Mustafa Akyol is a senior fellow at the Cato Institute’s Center for Global Liberty and Prosperity, where he focuses on the intersection of public policy, Islam, and modernity. A Turkish journalist and author, he worked for more than a decade as an opinion columnist for Hurriyet Daily News, and the Middle‐East focused Al-Monitor.com. Since 2013, he also has a been a contributing opinion writer for the New York Times.

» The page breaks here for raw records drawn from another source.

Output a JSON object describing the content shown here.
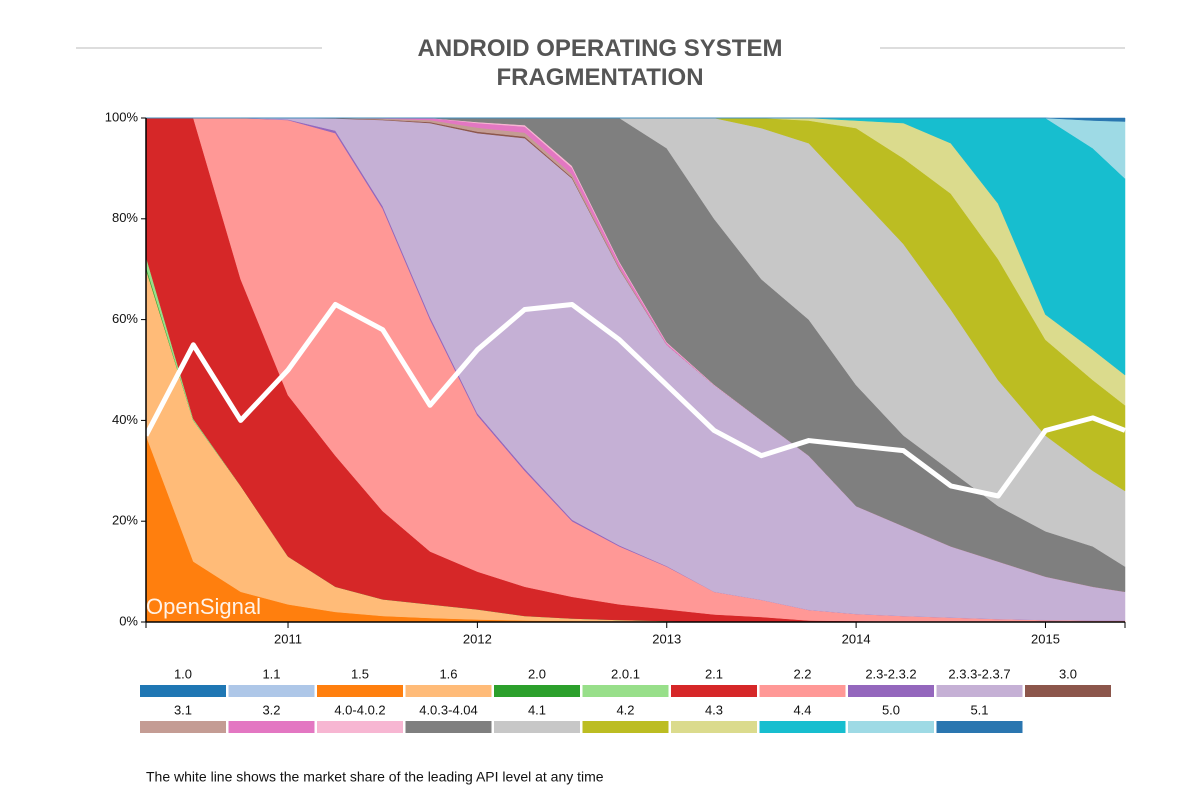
{
  "chart_data": {
    "type": "stacked_area",
    "title": "ANDROID OPERATING SYSTEM FRAGMENTATION",
    "watermark": "OpenSignal",
    "note": "The white line shows the market share of the leading API level at any time",
    "x": [
      2010.25,
      2010.5,
      2010.75,
      2011.0,
      2011.25,
      2011.5,
      2011.75,
      2012.0,
      2012.25,
      2012.5,
      2012.75,
      2013.0,
      2013.25,
      2013.5,
      2013.75,
      2014.0,
      2014.25,
      2014.5,
      2014.75,
      2015.0,
      2015.25,
      2015.42
    ],
    "xlim": [
      2010.25,
      2015.42
    ],
    "xticks": [
      2011,
      2012,
      2013,
      2014,
      2015
    ],
    "ylim": [
      0,
      100
    ],
    "yticks": [
      {
        "value": 0,
        "label": "0%"
      },
      {
        "value": 20,
        "label": "20%"
      },
      {
        "value": 40,
        "label": "40%"
      },
      {
        "value": 60,
        "label": "60%"
      },
      {
        "value": 80,
        "label": "80%"
      },
      {
        "value": 100,
        "label": "100%"
      }
    ],
    "series": [
      {
        "name": "1.0",
        "color": "#1f77b4",
        "values": [
          0,
          0,
          0,
          0,
          0,
          0,
          0,
          0,
          0,
          0,
          0,
          0,
          0,
          0,
          0,
          0,
          0,
          0,
          0,
          0,
          0,
          0
        ]
      },
      {
        "name": "1.1",
        "color": "#aec7e8",
        "values": [
          0,
          0,
          0,
          0,
          0,
          0,
          0,
          0,
          0,
          0,
          0,
          0,
          0,
          0,
          0,
          0,
          0,
          0,
          0,
          0,
          0,
          0
        ]
      },
      {
        "name": "1.5",
        "color": "#ff7f0e",
        "values": [
          37,
          12,
          6,
          3.5,
          2,
          1.2,
          0.8,
          0.5,
          0.3,
          0.2,
          0.1,
          0,
          0,
          0,
          0,
          0,
          0,
          0,
          0,
          0,
          0,
          0
        ]
      },
      {
        "name": "1.6",
        "color": "#ffbb78",
        "values": [
          33,
          28,
          21,
          9.5,
          5,
          3.3,
          2.7,
          2,
          0.9,
          0.5,
          0.3,
          0.2,
          0,
          0,
          0,
          0,
          0,
          0,
          0,
          0,
          0,
          0
        ]
      },
      {
        "name": "2.0",
        "color": "#2ca02c",
        "values": [
          0.5,
          0,
          0,
          0,
          0,
          0,
          0,
          0,
          0,
          0,
          0,
          0,
          0,
          0,
          0,
          0,
          0,
          0,
          0,
          0,
          0,
          0
        ]
      },
      {
        "name": "2.0.1",
        "color": "#98df8a",
        "values": [
          2,
          0.3,
          0,
          0,
          0,
          0,
          0,
          0,
          0,
          0,
          0,
          0,
          0,
          0,
          0,
          0,
          0,
          0,
          0,
          0,
          0,
          0
        ]
      },
      {
        "name": "2.1",
        "color": "#d62728",
        "values": [
          27.5,
          59.7,
          41,
          32,
          26,
          17.5,
          10.5,
          7.5,
          5.8,
          4.3,
          3.1,
          2.3,
          1.5,
          1,
          0.3,
          0.2,
          0.1,
          0.1,
          0.1,
          0.1,
          0.1,
          0.1
        ]
      },
      {
        "name": "2.2",
        "color": "#ff9896",
        "values": [
          0,
          0,
          32,
          54.6,
          64,
          60,
          46,
          31,
          23,
          15,
          11.5,
          8.5,
          4.5,
          3.4,
          2.1,
          1.4,
          1.1,
          0.8,
          0.5,
          0.3,
          0.2,
          0.2
        ]
      },
      {
        "name": "2.3-2.3.2",
        "color": "#9467bd",
        "values": [
          0,
          0,
          0,
          0.1,
          0.5,
          0.5,
          0.5,
          0.4,
          0.4,
          0.3,
          0.2,
          0.1,
          0,
          0,
          0,
          0,
          0,
          0,
          0,
          0,
          0,
          0
        ]
      },
      {
        "name": "2.3.3-2.3.7",
        "color": "#c5b0d5",
        "values": [
          0,
          0,
          0,
          0.3,
          2.4,
          17.1,
          38.5,
          55.6,
          65.6,
          67.7,
          54.8,
          43.9,
          41,
          35.6,
          30.6,
          21.4,
          17.8,
          14.1,
          11.4,
          8.6,
          6.7,
          5.7
        ]
      },
      {
        "name": "3.0",
        "color": "#8c564b",
        "values": [
          0,
          0,
          0,
          0,
          0.1,
          0.1,
          0.2,
          0.3,
          0.3,
          0.2,
          0.1,
          0,
          0,
          0,
          0,
          0,
          0,
          0,
          0,
          0,
          0,
          0
        ]
      },
      {
        "name": "3.1",
        "color": "#c49c94",
        "values": [
          0,
          0,
          0,
          0,
          0,
          0.2,
          0.4,
          0.8,
          0.8,
          0.6,
          0.3,
          0,
          0,
          0,
          0,
          0,
          0,
          0,
          0,
          0,
          0,
          0
        ]
      },
      {
        "name": "3.2",
        "color": "#e377c2",
        "values": [
          0,
          0,
          0,
          0,
          0,
          0.1,
          0.4,
          0.9,
          1.2,
          1.3,
          0.8,
          0.3,
          0,
          0,
          0,
          0,
          0,
          0,
          0,
          0,
          0,
          0
        ]
      },
      {
        "name": "4.0-4.0.2",
        "color": "#f7b6d2",
        "values": [
          0,
          0,
          0,
          0,
          0,
          0,
          0,
          0.2,
          0.3,
          0.4,
          0.3,
          0.2,
          0.1,
          0,
          0,
          0,
          0,
          0,
          0,
          0,
          0,
          0
        ]
      },
      {
        "name": "4.0.3-4.04",
        "color": "#7f7f7f",
        "values": [
          0,
          0,
          0,
          0,
          0,
          0,
          0,
          0.8,
          1.4,
          9.5,
          28.5,
          38.5,
          32.9,
          28,
          27,
          24,
          18,
          15,
          11,
          9,
          8,
          5
        ]
      },
      {
        "name": "4.1",
        "color": "#c7c7c7",
        "values": [
          0,
          0,
          0,
          0,
          0,
          0,
          0,
          0,
          0,
          0,
          0,
          6,
          20,
          30,
          35,
          38,
          38,
          32,
          25,
          19,
          15,
          15
        ]
      },
      {
        "name": "4.2",
        "color": "#bcbd22",
        "values": [
          0,
          0,
          0,
          0,
          0,
          0,
          0,
          0,
          0,
          0,
          0,
          0,
          0,
          2,
          4.5,
          13,
          17,
          23,
          24,
          19,
          18,
          17
        ]
      },
      {
        "name": "4.3",
        "color": "#dbdb8d",
        "values": [
          0,
          0,
          0,
          0,
          0,
          0,
          0,
          0,
          0,
          0,
          0,
          0,
          0,
          0,
          0.5,
          1.5,
          7,
          10,
          11,
          5,
          6,
          6
        ]
      },
      {
        "name": "4.4",
        "color": "#17becf",
        "values": [
          0,
          0,
          0,
          0,
          0,
          0,
          0,
          0,
          0,
          0,
          0,
          0,
          0,
          0,
          0,
          0.5,
          1,
          5,
          17,
          39,
          40,
          39
        ]
      },
      {
        "name": "5.0",
        "color": "#9edae5",
        "values": [
          0,
          0,
          0,
          0,
          0,
          0,
          0,
          0,
          0,
          0,
          0,
          0,
          0,
          0,
          0,
          0,
          0,
          0,
          0,
          0,
          5.5,
          11.3
        ]
      },
      {
        "name": "5.1",
        "color": "#2a76b0",
        "values": [
          0,
          0,
          0,
          0,
          0,
          0,
          0,
          0,
          0,
          0,
          0,
          0,
          0,
          0,
          0,
          0,
          0,
          0,
          0,
          0,
          0.5,
          0.7
        ]
      }
    ],
    "line": {
      "color": "#ffffff",
      "values": [
        37,
        55,
        40,
        50,
        63,
        58,
        43,
        54,
        62,
        63,
        56,
        47,
        38,
        33,
        36,
        35,
        34,
        27,
        25,
        38,
        40.5,
        38
      ]
    }
  }
}
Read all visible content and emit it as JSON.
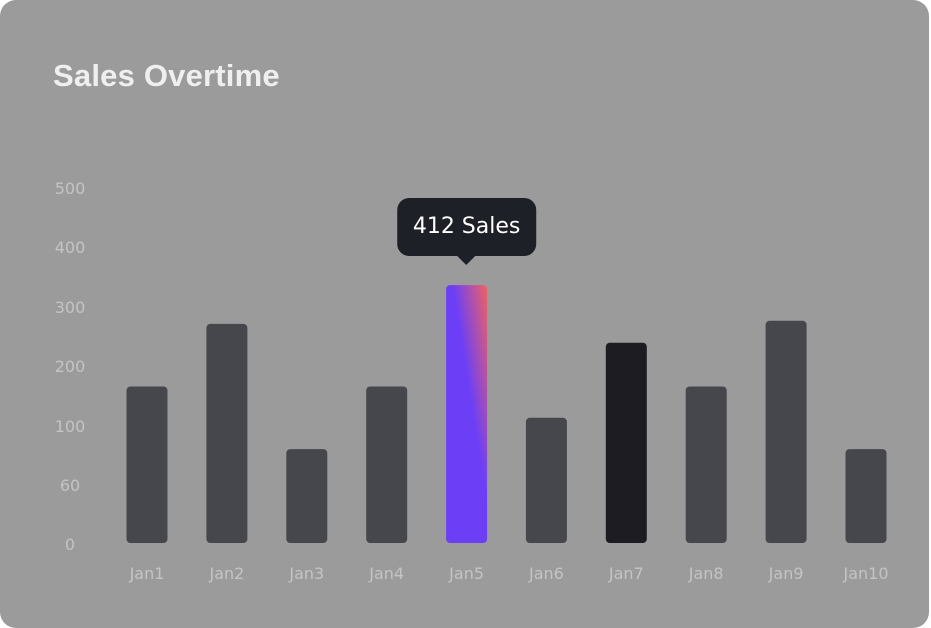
{
  "card": {
    "title": "Sales Overtime"
  },
  "tooltip": {
    "text": "412 Sales",
    "category": "Jan5"
  },
  "colors": {
    "background": "#9b9b9b",
    "bar": "#46474c",
    "bar_dark": "#1c1c22",
    "highlight_gradient_start": "#6c3ff7",
    "highlight_gradient_end": "#f06262",
    "tooltip_bg": "#1e2028",
    "axis_text": "#c4c4c4"
  },
  "chart_data": {
    "type": "bar",
    "title": "Sales Overtime",
    "xlabel": "",
    "ylabel": "",
    "categories": [
      "Jan1",
      "Jan2",
      "Jan3",
      "Jan4",
      "Jan5",
      "Jan6",
      "Jan7",
      "Jan8",
      "Jan9",
      "Jan10"
    ],
    "values": [
      250,
      350,
      150,
      250,
      412,
      200,
      320,
      250,
      355,
      150
    ],
    "highlighted_category": "Jan5",
    "dark_category": "Jan7",
    "y_ticks": [
      "0",
      "60",
      "100",
      "200",
      "300",
      "400",
      "500"
    ],
    "ylim": [
      0,
      500
    ],
    "grid": false,
    "legend": "none"
  }
}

Akyol is the author of Islam without Extremes: A Muslim Case for Liberty praised by The Financial Times as “a forthright and elegant Muslim defense of freedom.” The book was longlisted for the 2012 Lioner Gelber Prize, and has been published in Turkish, Malay and Indonesian. (It was subsequently banned in Malaysia in 2017 after Akyol’s short arrest by the country’s “religious police” merely because Akyol delivered a public lecture defending religious freedom. The book’s banned Malay edition is now freely available on the Cato Institute website.) He is also the author of The Islamic Jesus: How the King of the Jews Became a Prophet of the Muslims, which received praise from the New York Times, and of six books in Turkish, including Rethinking the Kurdish Question.
Over the past two decades, Akyol’s articles have also appeared in a wide range of other publications such as The Washington Post, The Wall Street Journal, The Atlantic, Foreign Affairs, Foreign Policy, Newsweek, First Things, The Forward, The Weekly Standard, The Financial Times, The London Times, The Guardian, The Washington Times, and Pakistan’s The Dawn. He has appeared frequently on CNN, BBC, NPR, and Al‐Jazeera English, and on prominent TV shows such as Fareed Zakaria GPS and HARDtalk. His TED talk on “Faith versus Tradition in Islam” has been watched by more than 1.2 million viewers.
Before joining the Cato Institute, between January 2017 and June 2018, Akyol was a senior visiting fellow at the Freedom Project at Wellesley College. He studied political science and history at Bogazici University in Istanbul, Turkey.